What were the key challenges and opportunities of working flexibly?

Communication and planning. Working at slightly different times to everyone else in the team requires more careful thought to ensure that the work you’re doing translates well – it’s much harder to lean across the desk and ask casual questions, which is something I’d taken for granted previously. The key challenge for me was juggling delivery of tasks in “normal” time while operating off-cycle. In reality that meant front-loading work to a greater degree, and really upping my game in regards to clarity of communication. Generally though, it was surprisingly seamless which I think is largely a reflection of the amazing team I’m privileged to work with.

What do you believe members of the private capital industry need to do to continue to advance the opportunity for a more diverse and inclusive industry?

Investment management is a “greedy profession” in that it can and often does absorb the majority of your time and brain space, and it’s inherently competitive so attracts and rewards people with drive. Because of that I think it’s an industry that may perpetually struggle with the tension between a performance culture and work-life balance. The benefits of a balanced life both personally and in society are fairly well articulated elsewhere, so hopefully I don’t need to convince people it’s worth pursuing, but making it happen is easier said than done. Because of the nature of the industry I think it’s also difficult for many people, particularly those more junior, to ask to de-prioritise their work out of fear of the potential repercussions, real or imagined. So it’s up to all of us to make these things acceptable and normal, most importantly by using your leave policies! I’m yet to meet anyone that isn’t happier for prioritising something non-work related in their schedule, and it shouldn’t be an option that’s only available when you have a baby. So take time to ride your bike or volunteer at your preferred charity, and make it visible, make it normal. Let your team see you doing it.

"Your kids are only young once, and taking that time early is an opportunity you won’t get again, so I would 100% recommend prioritising it.”

What advice would you offer a man thinking of taking paternity leave and/or working flexibly now?

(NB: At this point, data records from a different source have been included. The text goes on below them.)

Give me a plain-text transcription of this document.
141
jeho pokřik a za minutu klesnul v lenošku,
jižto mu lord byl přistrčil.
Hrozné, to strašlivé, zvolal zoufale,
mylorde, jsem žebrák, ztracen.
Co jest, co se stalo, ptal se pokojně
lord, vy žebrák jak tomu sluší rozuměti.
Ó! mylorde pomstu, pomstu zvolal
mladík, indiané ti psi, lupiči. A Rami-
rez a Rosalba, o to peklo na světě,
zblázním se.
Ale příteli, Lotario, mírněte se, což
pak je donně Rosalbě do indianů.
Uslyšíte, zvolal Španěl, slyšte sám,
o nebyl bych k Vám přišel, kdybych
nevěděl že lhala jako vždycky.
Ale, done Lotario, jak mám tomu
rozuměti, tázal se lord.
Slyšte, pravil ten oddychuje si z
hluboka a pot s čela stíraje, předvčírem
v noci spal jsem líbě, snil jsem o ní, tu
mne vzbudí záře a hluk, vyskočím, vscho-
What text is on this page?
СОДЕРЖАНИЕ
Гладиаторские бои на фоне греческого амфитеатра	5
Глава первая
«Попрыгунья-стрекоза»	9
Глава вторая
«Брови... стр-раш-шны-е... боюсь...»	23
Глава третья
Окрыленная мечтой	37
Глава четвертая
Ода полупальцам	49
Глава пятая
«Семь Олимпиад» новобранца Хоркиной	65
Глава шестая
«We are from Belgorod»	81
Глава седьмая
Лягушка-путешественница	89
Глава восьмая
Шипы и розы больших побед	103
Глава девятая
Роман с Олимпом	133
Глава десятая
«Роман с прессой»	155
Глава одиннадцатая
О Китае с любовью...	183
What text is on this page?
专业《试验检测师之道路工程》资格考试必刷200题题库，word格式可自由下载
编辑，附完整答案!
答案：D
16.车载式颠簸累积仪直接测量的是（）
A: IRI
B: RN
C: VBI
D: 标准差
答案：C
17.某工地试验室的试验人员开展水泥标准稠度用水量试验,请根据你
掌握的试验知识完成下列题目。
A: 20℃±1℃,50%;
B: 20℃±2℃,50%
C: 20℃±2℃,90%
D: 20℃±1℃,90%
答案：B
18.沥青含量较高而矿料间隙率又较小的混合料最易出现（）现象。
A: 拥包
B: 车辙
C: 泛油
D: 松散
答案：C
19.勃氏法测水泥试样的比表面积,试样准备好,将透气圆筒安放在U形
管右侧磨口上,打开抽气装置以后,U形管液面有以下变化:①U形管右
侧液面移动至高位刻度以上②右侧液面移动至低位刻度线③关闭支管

Your kids are only young once, and taking that time early is an opportunity you won’t get again, so I would 100% recommend prioritising it. I would also plan for it a little more carefully, so think about when you and your family will get the most value out of it (hint: it may not be when they’re first born). Last, it’s amazing how quickly 3 months goes by so I would encourage you to consider maximising your leave entitlements however you can.

Working flexibly can be difficult in investment management, and after experimenting with various formats (e.g. 5-in-4) I’ve ultimately returned to a “normal” working arrangement, but I’m glad that I had the opportunity to try different arrangements, and I’d encourage everyone to experiment and find what works for them.